Over the winter, as M.L.B. and the players’ union faced the prospect of staging a normal 162-game 2021 season with fans as the pandemic continued, Wakamatsu brainstormed ways to redirect his efforts to baseball. He said his foundation considered drone spraying at the Rangers’ stadium in Arlington, Texas, last year, when spectators were admitted only during the final playoff rounds of the abbreviated season, but wasn’t ready to do so.
“Can we make fans feel comfortable to come back?” he said. “We’re tired of playing with no fans. It was only natural, with the relationships I had at that ballpark, to say, ‘Let us come in and help.’ I want to be safe.”
It took months of discussions and a drone-spraying demonstration. Earlier this month, the city of Surprise agreed to a deal with Wakamatsu’s foundation to spray the stadium. Whatever is made from the work, he said, will be reinvested in the foundation. He can fly the drones, but trained volunteers did so on Wednesday.

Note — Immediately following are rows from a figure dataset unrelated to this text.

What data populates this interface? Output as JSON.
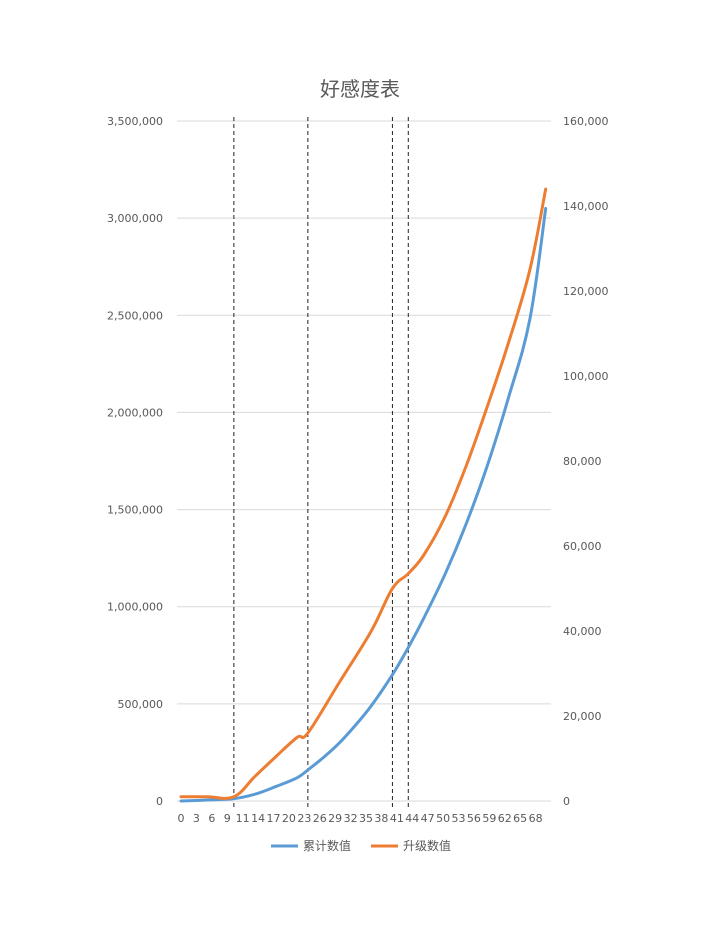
{
  "chart_data": {
    "type": "line",
    "title": "好感度表",
    "x_ticks": [
      0,
      3,
      6,
      9,
      11,
      14,
      17,
      20,
      23,
      26,
      29,
      32,
      35,
      38,
      41,
      44,
      47,
      50,
      53,
      56,
      59,
      62,
      65,
      68
    ],
    "x_range": [
      0,
      70
    ],
    "y_left_range": [
      0,
      3500000
    ],
    "y_left_ticks": [
      "0",
      "500,000",
      "1,000,000",
      "1,500,000",
      "2,000,000",
      "2,500,000",
      "3,000,000",
      "3,500,000"
    ],
    "y_left_tick_values": [
      0,
      500000,
      1000000,
      1500000,
      2000000,
      2500000,
      3000000,
      3500000
    ],
    "y_right_range": [
      0,
      160000
    ],
    "y_right_ticks": [
      "0",
      "20,000",
      "40,000",
      "60,000",
      "80,000",
      "100,000",
      "120,000",
      "140,000",
      "160,000"
    ],
    "y_right_tick_values": [
      0,
      20000,
      40000,
      60000,
      80000,
      100000,
      120000,
      140000,
      160000
    ],
    "vertical_markers": [
      10,
      24,
      40,
      43
    ],
    "series": [
      {
        "name": "累计数值",
        "axis": "left",
        "color": "#5b9bd5",
        "x": [
          0,
          5,
          10,
          14,
          18,
          22,
          24,
          27,
          30,
          33,
          36,
          40,
          43,
          46,
          50,
          54,
          58,
          62,
          66,
          69
        ],
        "values": [
          0,
          5000,
          12000,
          35000,
          75000,
          120000,
          160000,
          225000,
          300000,
          390000,
          490000,
          650000,
          790000,
          945000,
          1170000,
          1430000,
          1730000,
          2080000,
          2480000,
          3050000
        ]
      },
      {
        "name": "升级数值",
        "axis": "right",
        "color": "#ed7d31",
        "x": [
          0,
          5,
          10,
          14,
          18,
          22,
          24,
          30,
          36,
          40,
          43,
          46,
          50,
          54,
          58,
          62,
          66,
          69
        ],
        "values": [
          1000,
          1000,
          1000,
          5800,
          10500,
          15000,
          16000,
          28000,
          40000,
          50000,
          53500,
          58000,
          67000,
          79000,
          93000,
          108000,
          125000,
          144000
        ]
      }
    ]
  }
}
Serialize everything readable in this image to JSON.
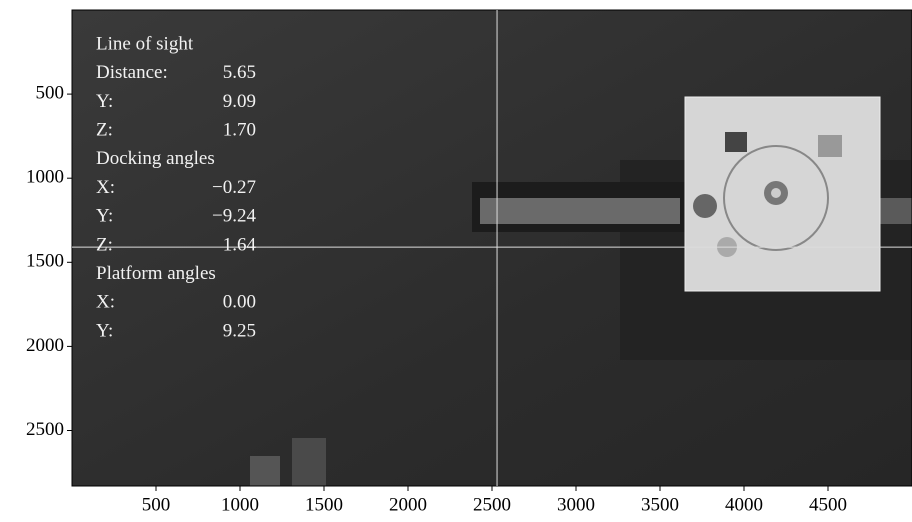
{
  "chart_data": {
    "type": "image",
    "xlim": [
      0,
      5000
    ],
    "ylim": [
      2830,
      0
    ],
    "xticks": [
      500,
      1000,
      1500,
      2000,
      2500,
      3000,
      3500,
      4000,
      4500
    ],
    "yticks": [
      500,
      1000,
      1500,
      2000,
      2500
    ],
    "crosshair": {
      "x": 2530,
      "y": 1410
    },
    "annotations": [
      {
        "heading": "Line of sight",
        "rows": [
          {
            "label": "Distance:",
            "value": "5.65"
          },
          {
            "label": "Y:",
            "value": "9.09"
          },
          {
            "label": "Z:",
            "value": "1.70"
          }
        ]
      },
      {
        "heading": "Docking angles",
        "rows": [
          {
            "label": "X:",
            "value": "−0.27"
          },
          {
            "label": "Y:",
            "value": "−9.24"
          },
          {
            "label": "Z:",
            "value": "1.64"
          }
        ]
      },
      {
        "heading": "Platform angles",
        "rows": [
          {
            "label": "X:",
            "value": "0.00"
          },
          {
            "label": "Y:",
            "value": "9.25"
          }
        ]
      }
    ]
  }
}
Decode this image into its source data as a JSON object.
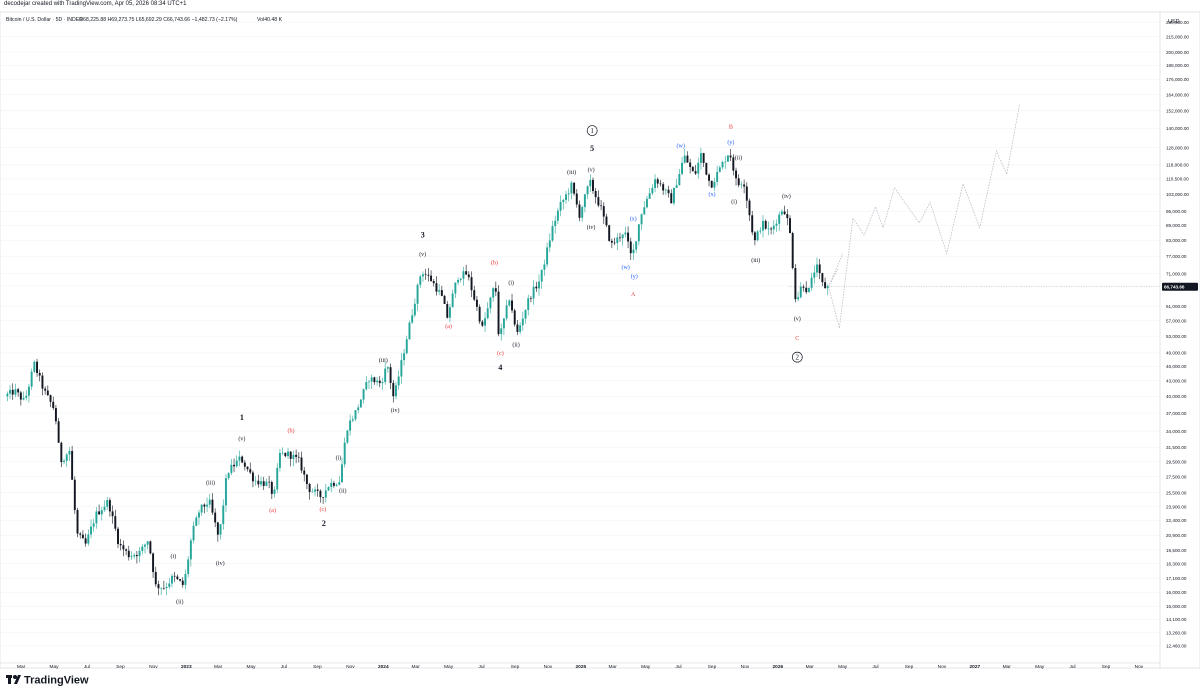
{
  "header": {
    "credit": "decodejar created with TradingView.com, Apr 05, 2026 08:34 UTC+1",
    "symbol": "Bitcoin / U.S. Dollar · 5D · INDEX",
    "ohlc": "O68,225.88  H69,273.75  L65,692.29  C66,743.66  −1,482.73 (−2.17%)",
    "volume": "Vol40.48 K"
  },
  "footer": {
    "brand": "TradingView"
  },
  "colors": {
    "up": "#26a69a",
    "down": "#131722",
    "red": "#e53935",
    "blue": "#2962ff",
    "grid": "#eef0f3",
    "projection": "#b2b5be",
    "price_tag": "#131722"
  },
  "chart_data": {
    "type": "candlestick",
    "interval": "5D",
    "log_scale": true,
    "currency_label": "USD",
    "last_price": "66,743.66",
    "y_ticks": [
      "230,000.00",
      "215,000.00",
      "200,000.00",
      "188,000.00",
      "176,000.00",
      "164,000.00",
      "152,000.00",
      "140,000.00",
      "128,000.00",
      "118,000.00",
      "110,500.00",
      "103,000.00",
      "95,000.00",
      "89,000.00",
      "83,000.00",
      "77,000.00",
      "71,000.00",
      "67,000.00",
      "61,000.00",
      "57,000.00",
      "53,000.00",
      "49,000.00",
      "46,000.00",
      "43,000.00",
      "40,000.00",
      "37,000.00",
      "34,000.00",
      "31,500.00",
      "29,500.00",
      "27,500.00",
      "25,500.00",
      "23,900.00",
      "22,400.00",
      "20,900.00",
      "19,500.00",
      "18,300.00",
      "17,100.00",
      "16,000.00",
      "15,000.00",
      "14,100.00",
      "13,260.00",
      "12,460.00"
    ],
    "x_ticks": [
      {
        "date": "2022-03-01",
        "label": "Mar"
      },
      {
        "date": "2022-05-01",
        "label": "May"
      },
      {
        "date": "2022-07-01",
        "label": "Jul"
      },
      {
        "date": "2022-09-01",
        "label": "Sep"
      },
      {
        "date": "2022-11-01",
        "label": "Nov"
      },
      {
        "date": "2023-01-01",
        "label": "2023"
      },
      {
        "date": "2023-03-01",
        "label": "Mar"
      },
      {
        "date": "2023-05-01",
        "label": "May"
      },
      {
        "date": "2023-07-01",
        "label": "Jul"
      },
      {
        "date": "2023-09-01",
        "label": "Sep"
      },
      {
        "date": "2023-11-01",
        "label": "Nov"
      },
      {
        "date": "2024-01-01",
        "label": "2024"
      },
      {
        "date": "2024-03-01",
        "label": "Mar"
      },
      {
        "date": "2024-05-01",
        "label": "May"
      },
      {
        "date": "2024-07-01",
        "label": "Jul"
      },
      {
        "date": "2024-09-01",
        "label": "Sep"
      },
      {
        "date": "2024-11-01",
        "label": "Nov"
      },
      {
        "date": "2025-01-01",
        "label": "2025"
      },
      {
        "date": "2025-03-01",
        "label": "Mar"
      },
      {
        "date": "2025-05-01",
        "label": "May"
      },
      {
        "date": "2025-07-01",
        "label": "Jul"
      },
      {
        "date": "2025-09-01",
        "label": "Sep"
      },
      {
        "date": "2025-11-01",
        "label": "Nov"
      },
      {
        "date": "2026-01-01",
        "label": "2026"
      },
      {
        "date": "2026-03-01",
        "label": "Mar"
      },
      {
        "date": "2026-05-01",
        "label": "May"
      },
      {
        "date": "2026-07-01",
        "label": "Jul"
      },
      {
        "date": "2026-09-01",
        "label": "Sep"
      },
      {
        "date": "2026-11-01",
        "label": "Nov"
      },
      {
        "date": "2027-01-01",
        "label": "2027"
      },
      {
        "date": "2027-03-01",
        "label": "Mar"
      },
      {
        "date": "2027-05-01",
        "label": "May"
      },
      {
        "date": "2027-07-01",
        "label": "Jul"
      },
      {
        "date": "2027-09-01",
        "label": "Sep"
      },
      {
        "date": "2027-11-01",
        "label": "Nov"
      }
    ],
    "price_path": [
      [
        "2022-02-01",
        40000
      ],
      [
        "2022-02-20",
        41000
      ],
      [
        "2022-03-10",
        39000
      ],
      [
        "2022-03-28",
        46500
      ],
      [
        "2022-04-15",
        41000
      ],
      [
        "2022-05-05",
        37500
      ],
      [
        "2022-05-15",
        29500
      ],
      [
        "2022-06-01",
        31000
      ],
      [
        "2022-06-15",
        21000
      ],
      [
        "2022-07-01",
        20000
      ],
      [
        "2022-07-20",
        23000
      ],
      [
        "2022-08-12",
        24500
      ],
      [
        "2022-09-01",
        20000
      ],
      [
        "2022-09-20",
        19000
      ],
      [
        "2022-10-10",
        19300
      ],
      [
        "2022-10-25",
        20500
      ],
      [
        "2022-11-08",
        16500
      ],
      [
        "2022-11-25",
        16400
      ],
      [
        "2022-12-10",
        17200
      ],
      [
        "2022-12-30",
        16500
      ],
      [
        "2023-01-14",
        21000
      ],
      [
        "2023-01-28",
        23500
      ],
      [
        "2023-02-15",
        24500
      ],
      [
        "2023-03-05",
        20500
      ],
      [
        "2023-03-20",
        28000
      ],
      [
        "2023-04-14",
        30000
      ],
      [
        "2023-05-10",
        27000
      ],
      [
        "2023-06-05",
        26500
      ],
      [
        "2023-06-15",
        25000
      ],
      [
        "2023-06-25",
        30500
      ],
      [
        "2023-07-14",
        30500
      ],
      [
        "2023-08-01",
        29500
      ],
      [
        "2023-08-18",
        26000
      ],
      [
        "2023-09-11",
        25000
      ],
      [
        "2023-09-25",
        26500
      ],
      [
        "2023-10-15",
        27000
      ],
      [
        "2023-10-28",
        34500
      ],
      [
        "2023-11-15",
        37500
      ],
      [
        "2023-12-08",
        43500
      ],
      [
        "2023-12-30",
        42500
      ],
      [
        "2024-01-11",
        46500
      ],
      [
        "2024-01-23",
        39500
      ],
      [
        "2024-02-15",
        52000
      ],
      [
        "2024-03-01",
        62000
      ],
      [
        "2024-03-14",
        72000
      ],
      [
        "2024-04-01",
        69000
      ],
      [
        "2024-04-20",
        64000
      ],
      [
        "2024-05-01",
        58000
      ],
      [
        "2024-05-20",
        70000
      ],
      [
        "2024-06-07",
        71000
      ],
      [
        "2024-06-25",
        60500
      ],
      [
        "2024-07-05",
        55000
      ],
      [
        "2024-07-29",
        68000
      ],
      [
        "2024-08-05",
        52000
      ],
      [
        "2024-08-25",
        64000
      ],
      [
        "2024-09-06",
        53000
      ],
      [
        "2024-09-30",
        63500
      ],
      [
        "2024-10-20",
        69000
      ],
      [
        "2024-11-12",
        88000
      ],
      [
        "2024-11-25",
        97000
      ],
      [
        "2024-12-17",
        107000
      ],
      [
        "2025-01-01",
        93500
      ],
      [
        "2025-01-20",
        109000
      ],
      [
        "2025-02-10",
        96000
      ],
      [
        "2025-03-01",
        81000
      ],
      [
        "2025-03-15",
        84000
      ],
      [
        "2025-03-25",
        87000
      ],
      [
        "2025-04-08",
        76000
      ],
      [
        "2025-04-25",
        94000
      ],
      [
        "2025-05-22",
        111000
      ],
      [
        "2025-06-20",
        100000
      ],
      [
        "2025-07-14",
        123000
      ],
      [
        "2025-08-02",
        112000
      ],
      [
        "2025-08-14",
        124000
      ],
      [
        "2025-09-01",
        107000
      ],
      [
        "2025-09-20",
        117000
      ],
      [
        "2025-10-06",
        126000
      ],
      [
        "2025-10-20",
        107000
      ],
      [
        "2025-11-01",
        110000
      ],
      [
        "2025-11-21",
        82000
      ],
      [
        "2025-12-05",
        90000
      ],
      [
        "2025-12-20",
        86000
      ],
      [
        "2026-01-14",
        97000
      ],
      [
        "2026-01-25",
        88000
      ],
      [
        "2026-02-06",
        62000
      ],
      [
        "2026-02-18",
        68000
      ],
      [
        "2026-03-01",
        65000
      ],
      [
        "2026-03-15",
        74000
      ],
      [
        "2026-03-28",
        67000
      ],
      [
        "2026-04-05",
        66743
      ]
    ],
    "projections": [
      {
        "points": [
          [
            "2026-04-05",
            66743
          ],
          [
            "2026-04-25",
            55000
          ],
          [
            "2026-05-20",
            92000
          ],
          [
            "2026-06-10",
            85000
          ],
          [
            "2026-07-01",
            97000
          ],
          [
            "2026-07-15",
            88000
          ],
          [
            "2026-08-05",
            106000
          ]
        ]
      },
      {
        "points": [
          [
            "2026-04-05",
            66743
          ],
          [
            "2026-04-22",
            72500
          ]
        ]
      },
      {
        "points": [
          [
            "2026-04-05",
            66743
          ],
          [
            "2026-05-01",
            78000
          ]
        ]
      },
      {
        "points": [
          [
            "2026-08-05",
            106000
          ],
          [
            "2026-09-20",
            90000
          ],
          [
            "2026-10-10",
            99000
          ],
          [
            "2026-11-10",
            78000
          ],
          [
            "2026-12-10",
            108000
          ],
          [
            "2027-01-10",
            88000
          ],
          [
            "2027-02-10",
            126000
          ],
          [
            "2027-03-01",
            113000
          ],
          [
            "2027-03-25",
            157000
          ]
        ]
      }
    ],
    "annotations": [
      {
        "text": "1",
        "date": "2023-04-14",
        "price": 35800,
        "color": "black",
        "bold": true
      },
      {
        "text": "(v)",
        "date": "2023-04-14",
        "price": 32500,
        "color": "black"
      },
      {
        "text": "(iii)",
        "date": "2023-02-15",
        "price": 26500,
        "color": "black"
      },
      {
        "text": "(iv)",
        "date": "2023-03-05",
        "price": 18200,
        "color": "black"
      },
      {
        "text": "(i)",
        "date": "2022-12-08",
        "price": 18800,
        "color": "black"
      },
      {
        "text": "(ii)",
        "date": "2022-12-20",
        "price": 15200,
        "color": "black"
      },
      {
        "text": "(b)",
        "date": "2023-07-14",
        "price": 33800,
        "color": "red"
      },
      {
        "text": "(a)",
        "date": "2023-06-10",
        "price": 23300,
        "color": "red"
      },
      {
        "text": "(c)",
        "date": "2023-09-11",
        "price": 23400,
        "color": "red"
      },
      {
        "text": "2",
        "date": "2023-09-13",
        "price": 21800,
        "color": "black",
        "bold": true
      },
      {
        "text": "(i)",
        "date": "2023-10-10",
        "price": 29800,
        "color": "black"
      },
      {
        "text": "(ii)",
        "date": "2023-10-18",
        "price": 25500,
        "color": "black"
      },
      {
        "text": "(iii)",
        "date": "2024-01-01",
        "price": 47000,
        "color": "black"
      },
      {
        "text": "(iv)",
        "date": "2024-01-23",
        "price": 37200,
        "color": "black"
      },
      {
        "text": "3",
        "date": "2024-03-14",
        "price": 84000,
        "color": "black",
        "bold": true
      },
      {
        "text": "(v)",
        "date": "2024-03-14",
        "price": 77000,
        "color": "black"
      },
      {
        "text": "(a)",
        "date": "2024-05-01",
        "price": 55000,
        "color": "red"
      },
      {
        "text": "(b)",
        "date": "2024-07-25",
        "price": 74000,
        "color": "red"
      },
      {
        "text": "(c)",
        "date": "2024-08-05",
        "price": 48500,
        "color": "red"
      },
      {
        "text": "4",
        "date": "2024-08-05",
        "price": 45200,
        "color": "black",
        "bold": true
      },
      {
        "text": "(i)",
        "date": "2024-08-25",
        "price": 67500,
        "color": "black"
      },
      {
        "text": "(ii)",
        "date": "2024-09-03",
        "price": 50500,
        "color": "black"
      },
      {
        "text": "(iii)",
        "date": "2024-12-15",
        "price": 113000,
        "color": "black"
      },
      {
        "text": "(iv)",
        "date": "2025-01-20",
        "price": 87500,
        "color": "black"
      },
      {
        "text": "(v)",
        "date": "2025-01-20",
        "price": 114500,
        "color": "black"
      },
      {
        "text": "5",
        "date": "2025-01-22",
        "price": 126000,
        "color": "black",
        "bold": true
      },
      {
        "text": "1",
        "date": "2025-01-22",
        "price": 137000,
        "color": "black",
        "circled": true
      },
      {
        "text": "(w)",
        "date": "2025-03-25",
        "price": 72500,
        "color": "blue"
      },
      {
        "text": "(x)",
        "date": "2025-04-08",
        "price": 91000,
        "color": "blue"
      },
      {
        "text": "(y)",
        "date": "2025-04-10",
        "price": 69500,
        "color": "blue"
      },
      {
        "text": "A",
        "date": "2025-04-08",
        "price": 64000,
        "color": "red"
      },
      {
        "text": "(w)",
        "date": "2025-07-05",
        "price": 128000,
        "color": "blue"
      },
      {
        "text": "(x)",
        "date": "2025-09-01",
        "price": 102000,
        "color": "blue"
      },
      {
        "text": "(y)",
        "date": "2025-10-06",
        "price": 130000,
        "color": "blue"
      },
      {
        "text": "B",
        "date": "2025-10-06",
        "price": 140000,
        "color": "red"
      },
      {
        "text": "(ii)",
        "date": "2025-10-20",
        "price": 121000,
        "color": "black"
      },
      {
        "text": "(i)",
        "date": "2025-10-12",
        "price": 98500,
        "color": "black"
      },
      {
        "text": "(iv)",
        "date": "2026-01-17",
        "price": 101000,
        "color": "black"
      },
      {
        "text": "(iii)",
        "date": "2025-11-21",
        "price": 75000,
        "color": "black"
      },
      {
        "text": "(v)",
        "date": "2026-02-06",
        "price": 57000,
        "color": "black"
      },
      {
        "text": "C",
        "date": "2026-02-06",
        "price": 52000,
        "color": "red"
      },
      {
        "text": "2",
        "date": "2026-02-06",
        "price": 47500,
        "color": "black",
        "circled": true
      }
    ]
  }
}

“I’d like to be the official drone spraying company of M.L.B. one day,” he said, laughing.
As spring-training games begin in Arizona and Florida on Sunday, every park’s seating capacity will be based on local and state government guidelines — from as low as 9 percent (at Scottsdale Stadium in Arizona, the San Francisco Giants’ spring home) to as high as 28 percent (Hammond Stadium, the Minnesota Twins’ spring home in Fort Myers, Fla.).